India’s young batsmen fail to meet the challenge yet again


By Syed Khalid Mahmood

Edged and gone. It was a length delivery outside the off stump and he has a lame poke at it. He fished out and got an edge.

That has been the story for the India’s promising young batsmen, Dinesh Karthik, Virat Kohli, Rohit Sharma and even Suresh Raina in the Micromax Cup 2010 being held in Dambulla where the ball has been seaming around quite a bit and batting is much more a challenging proposition than going out and compile heaps of runs on the placid pitches at home. They have kept the opposition wicketkeepers and slip fielders busy all along.
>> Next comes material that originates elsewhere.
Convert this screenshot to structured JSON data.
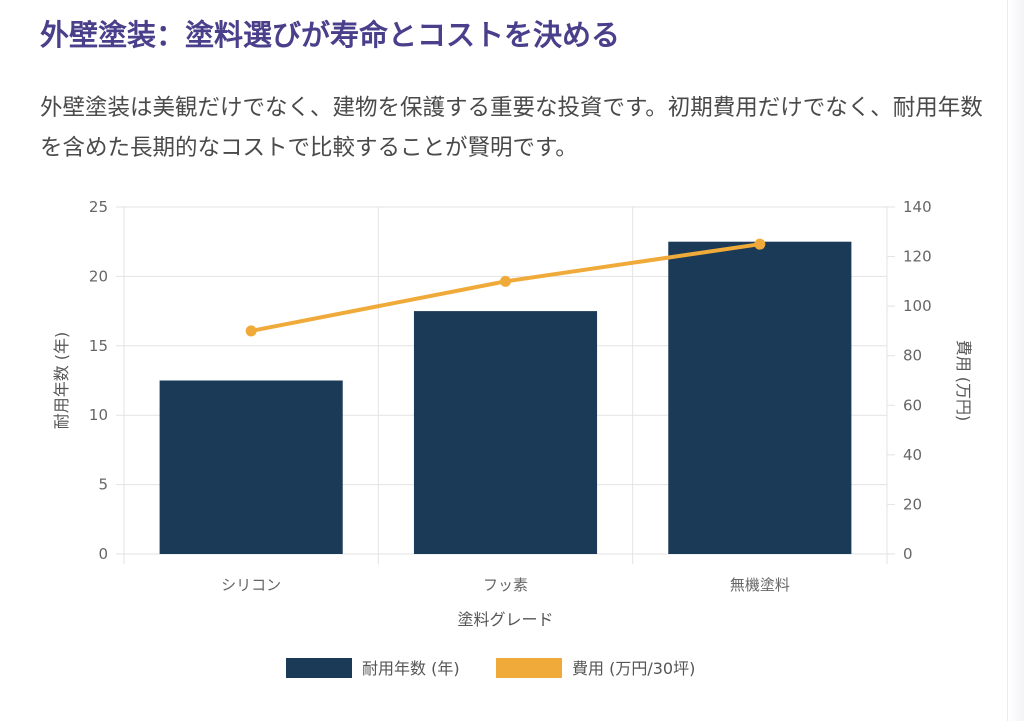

Although skipper Mahendra Singh Dhoni and premier batsman, Virender Sehwag, who has once again shown how to make the adjustment on a different kind of surface, have played down the failure of their young brigade but I am sure they must be getting sick with the sight of their ‘future stars’ falling apart so tamely.

The technique of all four youngsters, Karthik, Kohli, Sharma and Raina, has been found wanting on tracks where the ball moves and it poses a serious question mark against them. They have been at sea against the balls doing a bit in the air or off the wicket.

Their repeated soft dismissals have brought the team under immense pressure. Two times they were rescued by Sehwag and when he was unable to deliver on the other two occasions India lost heavily after being bundled out for 88 and 103.

India's scores after 15 overs in their league matches have been 54 for five, 47 for three, 56 for five and 81 for four. Whatever the fate of the final against Sri Lanka, the Indian selectors will have to reassess their young batsmen before picking them up again for future games.

While Sharma and Kohli have failed to impress with the bat, they have caught the attention also for not accepting the verdict of the umpires. Every time Sharma is given out he has something to pass the impression that the umpire has committed a blunder by ruling him out.

Kohli is not much different either. He was stunned and didn’t move when given out caught behind by Ashoka de Silva in the game against New Zealand. He stared at the umpire and looked at his partner before stirring into action and walking away very slowly indeed.

It was Kohli’s faulty technique and not an umpiring blunder. It was a length delivery just outside off stump and he pushed out at it with bat away from the body. The replays confirmed that there was some noise plus the snickometer also showed there was a nick.

It’s really strange to find these young batsmen struggle so much even against not the most lethal bowling attacks. How can they be expected to come good when the quality of bowling is of the highest class? They need to improve their technique and temperament if they wish to succeed at the international level.